While the spots on the plaque were at first reserved for those killed in action, two names were added- soldiers who were killed while they were still at UM.

Pvt. Herbert E. Guenther of Dover, Del., and Pvt. Thomas M. Gooden III of Evanston, Ill., died in February 1944 in a fire at Hannibal Hamlin Hall.

The fire of unknown origin destroyed the north wing of the dormitory.

“Although tons of water were poured into the blazing structure it burned with such rapidity that the rear wall collapsed within an hour from the time the fire was first discovered,” the Bangor Daily News reported Feb. 14, 1944.

“[A fire official] considered it a miracle that more student soldiers were not burned or otherwise injured in this terrific blaze,” explained a later BDN article.

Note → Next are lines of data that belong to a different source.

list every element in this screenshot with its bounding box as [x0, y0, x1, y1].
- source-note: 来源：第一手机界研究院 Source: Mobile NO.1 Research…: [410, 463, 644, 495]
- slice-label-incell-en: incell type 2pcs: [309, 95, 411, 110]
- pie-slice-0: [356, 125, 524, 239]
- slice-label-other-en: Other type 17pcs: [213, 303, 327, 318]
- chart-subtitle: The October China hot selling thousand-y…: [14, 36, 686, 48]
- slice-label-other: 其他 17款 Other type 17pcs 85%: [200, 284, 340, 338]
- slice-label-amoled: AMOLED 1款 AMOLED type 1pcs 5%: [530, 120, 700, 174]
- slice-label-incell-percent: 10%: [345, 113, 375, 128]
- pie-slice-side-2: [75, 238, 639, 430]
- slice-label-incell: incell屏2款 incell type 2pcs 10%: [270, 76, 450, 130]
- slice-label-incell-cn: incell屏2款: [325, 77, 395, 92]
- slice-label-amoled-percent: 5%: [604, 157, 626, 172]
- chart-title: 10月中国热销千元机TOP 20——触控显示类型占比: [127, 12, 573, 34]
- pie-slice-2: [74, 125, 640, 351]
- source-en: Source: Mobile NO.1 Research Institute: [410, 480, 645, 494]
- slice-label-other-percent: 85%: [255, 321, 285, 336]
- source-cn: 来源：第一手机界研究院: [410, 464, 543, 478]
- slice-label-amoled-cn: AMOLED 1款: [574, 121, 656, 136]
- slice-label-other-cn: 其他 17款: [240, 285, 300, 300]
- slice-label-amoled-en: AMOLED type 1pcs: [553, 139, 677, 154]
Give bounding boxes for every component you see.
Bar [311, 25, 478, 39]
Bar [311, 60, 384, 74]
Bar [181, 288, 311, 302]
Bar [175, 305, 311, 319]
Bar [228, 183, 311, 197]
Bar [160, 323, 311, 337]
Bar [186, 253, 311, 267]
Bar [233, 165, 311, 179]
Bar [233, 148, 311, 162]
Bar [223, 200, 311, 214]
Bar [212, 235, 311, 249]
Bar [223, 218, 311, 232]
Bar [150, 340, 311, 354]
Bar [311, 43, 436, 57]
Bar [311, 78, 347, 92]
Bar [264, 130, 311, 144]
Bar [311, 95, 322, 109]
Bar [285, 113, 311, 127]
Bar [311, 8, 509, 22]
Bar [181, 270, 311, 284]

Forest and Glidden agreed that Guenther’s and Gooden’s names should be included with the other 50 men.

Forest said there is still room on the plaque for other names of ASTP men killed in action if they are identified in the future.

On Friday, the survivors will reunite in a private ceremony and Saturday morning they will gather for the memorial ceremony.

Baldacci will give the memorial address and UM President Peter S. Hoff will receive the plaque.

The plaque will be hung on a wall outside the Reserve Officers’ Training Corps office in the Memorial Gym, with the hope that those soldier students from the university who died will not be forgotten again.